Mr Grunshaw said in a statement today: "Officers are at the Preston New Road protests to ensure public safety, facilitate peaceful protest and keep the road open as much as possible to allow others, including Cuadrilla, to conduct their lawful business.

"The ongoing operation continues to put a strain on our resources and the move to 24/7 policing has required us to utilise mutual aid to call in support from other forces. This is an operational decision from our constabulary and whether other forces are able to support is a decision for them to make.

"The decision which led to this operation was made by the Government and due to this I continue to call on them to fund the costs for this ongoing operation.
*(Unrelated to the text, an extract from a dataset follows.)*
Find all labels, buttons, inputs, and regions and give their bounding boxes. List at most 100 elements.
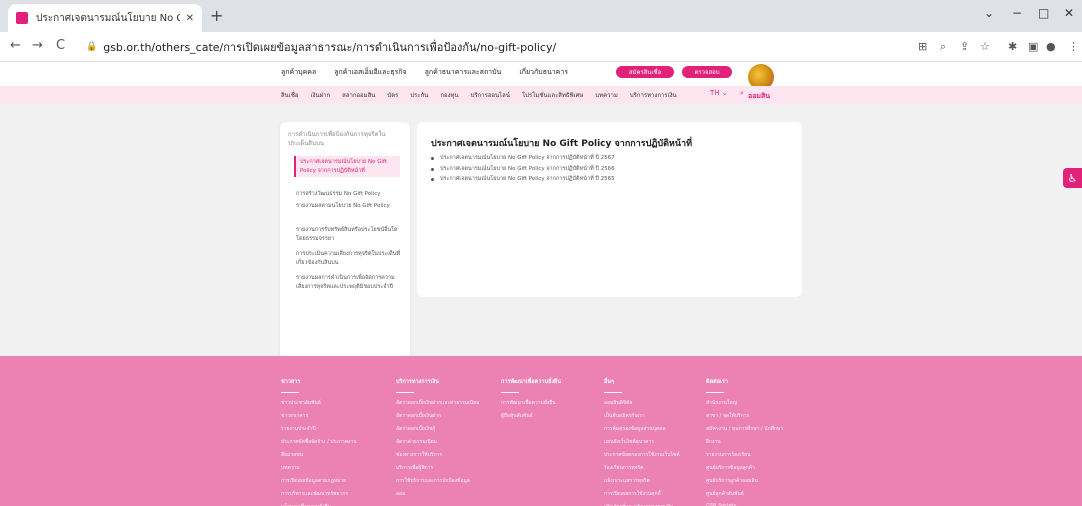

I met with Lancashire MPs in Westminster last week who agreed to write a joint letter to the minister in support of our claim that this should be centrally funded."

Cuadrilla, which has talked of the 'irresponsible and intimidating' behaviour of some of the protesters, who have in turned complained about police being heavy-handed, hopes its operation at Preston New Road will see gas flowing into the national grid next year.

Claire Stephenson from Frack Free Lancashire said: "With respect to the decision by North Wales Police and Crime Commissioner, Arfon Jones, he is absolutely correct on all of his stated points.

"Fracking poses significant risks to the community, public health, environment climate and so on. These risks cannot be mitigated.

"The fanciful idea that a publicly-funded service such as police forces from several counties should be responsible for facilitating a private corporation to operate in a community, is an outrage. Cuadrilla and other fracking companies need to realise that if they are unable to operate without police as corporate security, then their business is untenable and unsustainable."

A spokesman for Cuadrilla said: "We strongly condemn the increased illegal and aggressive behaviour of activists which has put all road users near our Preston New Road site at serious risk.

"We ask that those responsible for the activity put a stop to such reckless and aggressive behaviour which is unnecessarily causing more chaos and upset for locals and wasting valuable police resource.

"We and the companies and individuals that work with us have a democratic right to carry out our lawful work without any of our staff or contractors suffering intimidation.

"The right to protest should not supersede the right to work.”

Pat Davies from Preston New Road Action Group added: "Any policing bill should not be met by local people but by Cuadrilla. They should meet those costs in full.

"It's somewhat ironic to expect a police force from Wales to facilitate a frack site in Lancashire when the actual process in Wales is not currently allowed."